The Third Circuit affirmed a lower court’s dismissal of the case, finding that Romanchick and Travers did not qualify as management-level employees for purposes of Title VII and, therefore, that the company was not on notice of the hostile environment until Huston reported it to senior management. Unlike salaried managers, Romanchick and Travers were paid on an hourly basis, and had no actual authority to hire, fire, or discipline others. Instead, they performed essentially the same functions as the remaining team members, with certain additional oversight functions. According to the Court, an employee’s knowledge of sexual harassment may be imputed to the employer only when (1) that employee is sufficiently senior in the employer’s governing hierarchy so that such knowledge is important to that person’s general managerial duties; or (2) the employee is specifically employed to report or respond to sexual harassment.

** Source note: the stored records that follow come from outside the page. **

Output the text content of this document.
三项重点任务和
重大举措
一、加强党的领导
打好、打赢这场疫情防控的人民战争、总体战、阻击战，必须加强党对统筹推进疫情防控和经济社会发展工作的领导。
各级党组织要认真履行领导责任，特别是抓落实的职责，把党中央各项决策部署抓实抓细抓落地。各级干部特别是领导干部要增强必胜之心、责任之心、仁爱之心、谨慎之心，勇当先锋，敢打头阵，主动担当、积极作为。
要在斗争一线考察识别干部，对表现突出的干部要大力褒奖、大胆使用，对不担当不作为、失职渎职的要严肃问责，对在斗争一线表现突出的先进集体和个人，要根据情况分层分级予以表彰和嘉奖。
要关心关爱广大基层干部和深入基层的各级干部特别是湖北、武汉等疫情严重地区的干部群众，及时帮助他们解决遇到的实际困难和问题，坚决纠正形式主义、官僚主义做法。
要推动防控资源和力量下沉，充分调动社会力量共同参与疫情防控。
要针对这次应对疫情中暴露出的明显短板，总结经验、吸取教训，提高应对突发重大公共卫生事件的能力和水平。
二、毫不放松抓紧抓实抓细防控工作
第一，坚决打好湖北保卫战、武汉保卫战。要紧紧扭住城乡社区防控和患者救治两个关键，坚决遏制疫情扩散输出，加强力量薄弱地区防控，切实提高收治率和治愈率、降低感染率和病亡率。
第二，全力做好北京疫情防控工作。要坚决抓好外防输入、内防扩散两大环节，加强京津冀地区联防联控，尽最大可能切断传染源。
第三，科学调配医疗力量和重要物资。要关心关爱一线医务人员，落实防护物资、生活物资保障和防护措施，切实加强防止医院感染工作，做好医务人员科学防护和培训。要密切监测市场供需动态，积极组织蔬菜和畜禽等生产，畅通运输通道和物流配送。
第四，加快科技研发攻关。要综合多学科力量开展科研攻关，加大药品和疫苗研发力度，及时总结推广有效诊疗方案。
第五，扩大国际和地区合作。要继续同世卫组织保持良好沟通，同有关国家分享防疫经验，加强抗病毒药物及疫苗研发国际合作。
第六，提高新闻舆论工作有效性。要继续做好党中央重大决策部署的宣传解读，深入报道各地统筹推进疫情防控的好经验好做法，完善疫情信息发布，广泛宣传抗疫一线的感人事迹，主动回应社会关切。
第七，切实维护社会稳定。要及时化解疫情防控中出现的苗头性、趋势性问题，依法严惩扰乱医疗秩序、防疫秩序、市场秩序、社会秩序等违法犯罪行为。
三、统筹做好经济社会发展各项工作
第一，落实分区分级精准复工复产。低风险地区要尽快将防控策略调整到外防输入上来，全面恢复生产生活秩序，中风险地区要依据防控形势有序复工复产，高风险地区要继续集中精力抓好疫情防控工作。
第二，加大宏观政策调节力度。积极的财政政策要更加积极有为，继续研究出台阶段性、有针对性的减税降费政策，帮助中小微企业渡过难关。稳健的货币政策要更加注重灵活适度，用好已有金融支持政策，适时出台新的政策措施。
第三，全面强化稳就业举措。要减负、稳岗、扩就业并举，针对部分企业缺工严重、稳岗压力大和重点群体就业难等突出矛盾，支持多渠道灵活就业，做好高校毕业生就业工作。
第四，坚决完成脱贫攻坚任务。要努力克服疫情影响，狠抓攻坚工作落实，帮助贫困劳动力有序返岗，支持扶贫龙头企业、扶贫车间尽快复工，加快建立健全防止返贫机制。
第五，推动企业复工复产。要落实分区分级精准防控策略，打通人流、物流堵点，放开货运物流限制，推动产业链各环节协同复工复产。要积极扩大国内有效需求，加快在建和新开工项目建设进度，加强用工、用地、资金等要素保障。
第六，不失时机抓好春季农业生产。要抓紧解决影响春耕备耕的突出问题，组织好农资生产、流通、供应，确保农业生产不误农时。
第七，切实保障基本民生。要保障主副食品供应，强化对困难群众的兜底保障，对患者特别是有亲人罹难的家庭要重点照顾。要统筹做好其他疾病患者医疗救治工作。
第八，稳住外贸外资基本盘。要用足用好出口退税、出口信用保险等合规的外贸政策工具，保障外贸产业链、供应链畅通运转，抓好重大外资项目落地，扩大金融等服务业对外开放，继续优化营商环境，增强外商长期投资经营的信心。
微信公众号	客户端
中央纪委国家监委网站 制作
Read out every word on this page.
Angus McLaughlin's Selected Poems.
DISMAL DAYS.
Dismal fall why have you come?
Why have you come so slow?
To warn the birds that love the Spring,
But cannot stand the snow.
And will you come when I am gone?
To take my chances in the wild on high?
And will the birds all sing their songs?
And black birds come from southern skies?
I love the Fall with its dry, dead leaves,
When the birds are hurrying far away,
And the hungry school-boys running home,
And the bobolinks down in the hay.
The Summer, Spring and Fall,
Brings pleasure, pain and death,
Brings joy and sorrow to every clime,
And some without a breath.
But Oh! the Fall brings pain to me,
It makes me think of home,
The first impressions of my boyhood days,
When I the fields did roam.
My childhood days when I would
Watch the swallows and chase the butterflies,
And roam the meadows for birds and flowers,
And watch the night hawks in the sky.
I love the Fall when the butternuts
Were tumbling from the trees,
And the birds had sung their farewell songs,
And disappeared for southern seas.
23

This case provides a bright line definition of “managerial employee” with respect to Title VII’s use of that term by requiring knowledge of a hostile environment to reach an employee in the “governing body” of the company, as opposed to a mere “supervisory employee in the labor force.” According to the Court, “[a]lthough an employer has a duty to be reasonably diligent in attempting to discover co-worker harassment, an employer is not expected to know every instance of harassment that may occur between co-workers.” While this should not be read as permission to ignore or minimize instances of harassment that come to light, it allows employers to fully understand their duty under Title VII, and to respond effectively when allegations of sexual harassment are properly raised.